SCOTUS Affirmative Action Ruling
L. Song Richardson articulates a point during the dinner conversation. Photo by Emily Paine, Communications
The Supreme Court's June ruling to strike down affirmative action in college admissions was fresh in the minds of both presidents and news media alike. It was understandably the first question and generated the longest discussion of the evening among presidents.
While they all agreed on the commitment to continue recruiting diverse student populations, there were differences on just how to go about that in the wake of the ruling. Colorado College's Richardson even suggested looking beyond the ruling to the bigger picture.
"Losing the tool of affirmative action was problematic; I am a beneficiary of affirmative action," she said. "And yet, part of me is happy about it, because we have been so complacent tinkering around the edges of what I believe is a broken business model of higher ed. So even the legacy admissions question, to me, is tinkering around the edges."
Bentley's Chrite concurred that while he may not have agreed with the decision, it may have forced his institution to look for more meaningful solutions in its admissions practices.
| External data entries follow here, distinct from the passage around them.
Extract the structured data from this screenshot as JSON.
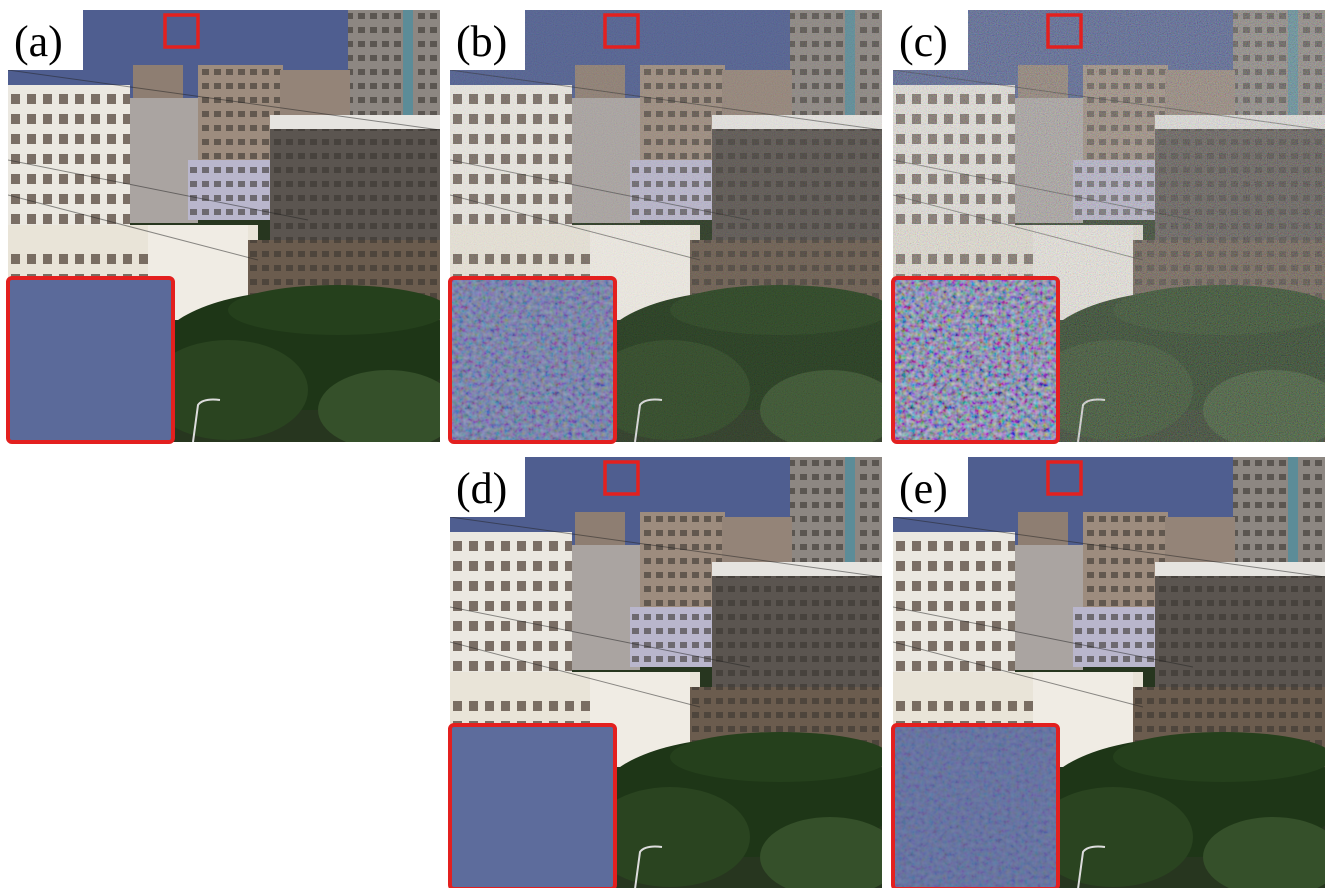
{
  "panels": [
    {
      "label": "(a)"
    },
    {
      "label": "(b)"
    },
    {
      "label": "(c)"
    },
    {
      "label": "(d)"
    },
    {
      "label": "(e)"
    }
  ]
}
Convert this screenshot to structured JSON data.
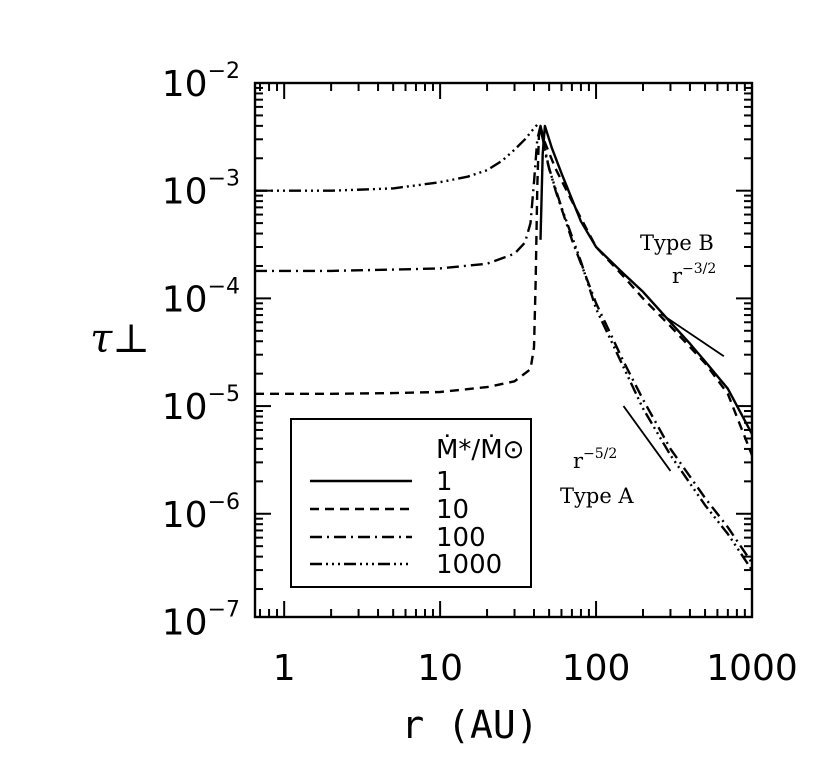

"Personally I was disappointed in the Supreme Court decision, but I felt intellectually that it was probably both necessary and inevitable and would force us to take a more innovative, forward-thinking approach," he said.
E. LaBrent Chrite contributes to the discussion. Photo by Emily Paine, Communications
"As the language and the discourse [at Bentley] have evolved, we have had less interest in the weaponization of DEI on the left as we do on the right," he continued. "I think this has been a really wonderful and productive opportunity for us to reframe conversations and has paid off immensely for us."
The Higher Purpose
Through all of the questions over issues higher education faces, Bravman agreed that there are no easy solutions. But he reminded all participants of the purpose of higher education and the profound life-changing impact it has on the students it serves. He drove home that point at the end of the evening.
"I'll end with two quotes that come to mind: 'If you think education is expensive, try ignorance,' and 'Education is what you have left when you have forgotten everything you’ve learned,'" he said. "I think those are very hard concepts to explain to a skeptical public, but I believe in both of those things very deeply."
Bravman also reaffirmed Bucknell's commitment to continue hosting The Presidents Dinner annually on the first Thursday of September in Washington. The next one will be held at the National Press Club Thursday, Sept. 5, 2024.